A painting depicts a lone figure with a bow and arrows standing in front of a Spanish-style mission building with arched walkways, surrounded by mountains and additional small structures under a cloudy sky.

Katie Dorame (Tongva), Mission Exterior, 2014, Oil on canvas, Autry Museum of the American West, 2025.21.1

Reclaiming El Camino: Native Resistance in the Missions and Beyond

About the Exhibition

For thousands of years, Native people have followed the trade routes and roads of their Ancestors throughout and beyond what we now know as California. Native people moved up and down the West Coast—inland and overland—connecting, socializing, trading, and living along many roads, pathways, and water routes. El Camino Real— “the Royal Road” or “Kings Highway”—however, is an American construct of the twentieth century. This route was part of a broader re-creation of the missions in California that had long been defeated, outlived, and crumbled into ruin. As California built a history around the rebuilt missions starting in the 1890s, the role of California Indians was reduced to that of background actors in a story of religious and political inevitability. The illusion of the single “road” lined with missions, each a day's ride from the next, is coupled with the fantasy that along the road, missionaries brought light and salvation to the Native peoples. The reality is that the arrival of the Spanish military in the sixteenth century began a history of devastating impacts that changed the freedom of movement and diversity of life in California, not only for the Indigenous people but the land and environment as well. Those changes followed and occurred along well-traveled routes, on both land and sea, and had such an impact that most Californians who travel those roads to work, school, and home today have little knowledge of California as it was, in the time before.  

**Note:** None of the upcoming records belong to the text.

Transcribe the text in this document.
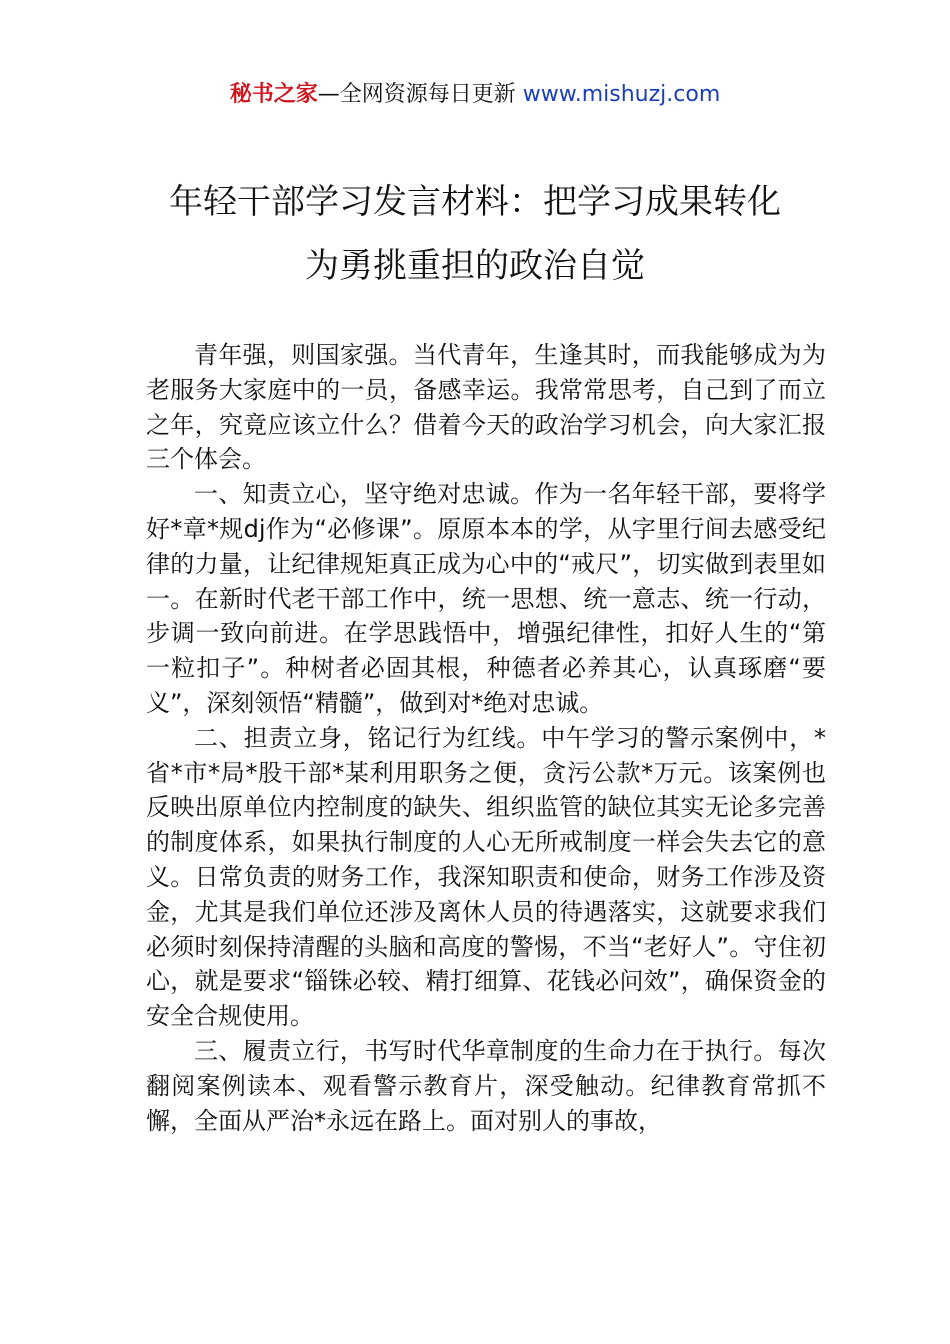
秘书之家—全网资源每日更新 www.mishuzj.com
年轻干部学习发言材料：把学习成果转化
为勇挑重担的政治自觉

青年强，则国家强。当代青年，生逢其时，而我能够成为为老服务大家庭中的一员，备感幸运。我常常思考，自己到了而立之年，究竟应该立什么？借着今天的政治学习机会，向大家汇报三个体会。

一、知责立心，坚守绝对忠诚。作为一名年轻干部，要将学好*章*规dj作为“必修课”。原原本本的学，从字里行间去感受纪律的力量，让纪律规矩真正成为心中的“戒尺”，切实做到表里如一。在新时代老干部工作中，统一思想、统一意志、统一行动，步调一致向前进。在学思践悟中，增强纪律性，扣好人生的“第一粒扣子”。种树者必固其根，种德者必养其心，认真琢磨“要义”，深刻领悟“精髓”，做到对*绝对忠诚。

二、担责立身，铭记行为红线。中午学习的警示案例中，*省*市*局*股干部*某利用职务之便，贪污公款*万元。该案例也反映出原单位内控制度的缺失、组织监管的缺位其实无论多完善的制度体系，如果执行制度的人心无所戒制度一样会失去它的意义。日常负责的财务工作，我深知职责和使命，财务工作涉及资金，尤其是我们单位还涉及离休人员的待遇落实，这就要求我们必须时刻保持清醒的头脑和高度的警惕，不当“老好人”。守住初心，就是要求“锱铢必较、精打细算、花钱必问效”，确保资金的安全合规使用。

三、履责立行，书写时代华章制度的生命力在于执行。每次翻阅案例读本、观看警示教育片，深受触动。纪律教育常抓不懈，全面从严治*永远在路上。面对别人的事故，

This exhibition allows a glimpse into another reality based on truth rather than fantasy and underscores the Native experience rather than tourism economics. Each section contains a story of the impacts of settlement followed by responses from Native communities in their efforts to survive and thrive in the lands they call home.

Land Acknowledgment

The Autry Museum of the American West acknowledges the Gabrielino/Tongva peoples as the traditional land caretakers of Tovaangar (the Los Angeles basin and So. Channel Islands). We recognize that the Autry Museum and its campuses are located on the traditional lands of Gabrielino/Tongva peoples and we pay our respects to the Honuukvetam (Ancestors), ‘Ahiihirom (Elders) and ‘Eyoohiinkem (our relatives/relations) past, present and emerging.